You can check the status of an assembling machine at any time with RIGHT BRACKET. Recipe selection is done through a dedicated menu tab when the machine is open.

Why automate

The main motivation for automating production is time. Building a larger factory and conducting research requires producing thousands of items, and hand crafting that volume is impractical. Some recipes — engine units, chemical products — can only be made in machines at all. Automating intermediate items like electronic circuits, then science packs, then the machines themselves, is what allows the factory to grow.

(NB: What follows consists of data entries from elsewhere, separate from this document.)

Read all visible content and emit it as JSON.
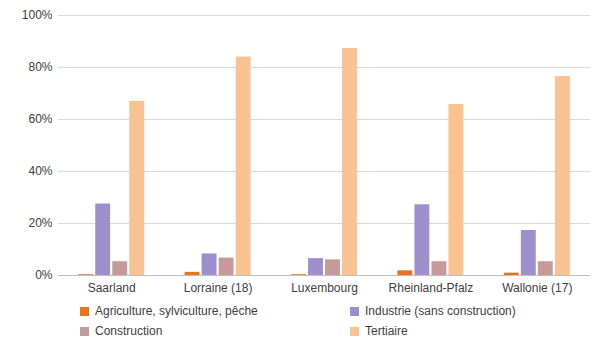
{
  "chart_data": {
    "type": "bar",
    "categories": [
      "Saarland",
      "Lorraine (18)",
      "Luxembourg",
      "Rheinland-Pfalz",
      "Wallonie (17)"
    ],
    "series": [
      {
        "name": "Agriculture, sylviculture, pêche",
        "color": "#e8731e",
        "values": [
          0.3,
          1.2,
          0.3,
          1.8,
          0.9
        ]
      },
      {
        "name": "Industrie (sans construction)",
        "color": "#9d8fcb",
        "values": [
          27.5,
          8.3,
          6.5,
          27.2,
          17.3
        ]
      },
      {
        "name": "Construction",
        "color": "#c79a9a",
        "values": [
          5.3,
          6.7,
          6.0,
          5.3,
          5.3
        ]
      },
      {
        "name": "Tertiaire",
        "color": "#f9c391",
        "values": [
          67.0,
          84.0,
          87.3,
          65.8,
          76.5
        ]
      }
    ],
    "ylim": [
      0,
      100
    ],
    "yticks": [
      {
        "value": 0,
        "label": "0%"
      },
      {
        "value": 20,
        "label": "20%"
      },
      {
        "value": 40,
        "label": "40%"
      },
      {
        "value": 60,
        "label": "60%"
      },
      {
        "value": 80,
        "label": "80%"
      },
      {
        "value": 100,
        "label": "100%"
      }
    ],
    "grid": true,
    "legend": "bottom"
  }
}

Rows of assembling machines

When assembling machines are arranged in rows, transport belts run in parallel along both sides. A regular inserter can reach a belt one tile away from the machine; a long-handed inserter placed beside it can reach a second belt further out. With this arrangement on both sides, a row of assemblers has access to four belts. If each belt carries a different item, the row can handle recipes with up to three input ingredients and one output.

Belts carrying two item types — one per lane — extend this further, giving access to up to eight different items across four belts, which covers nearly every recipe in the game.

Machines in a row can be placed tightly to maximise density, or spaced apart to allow walking between them or direct insertion from one machine to the next.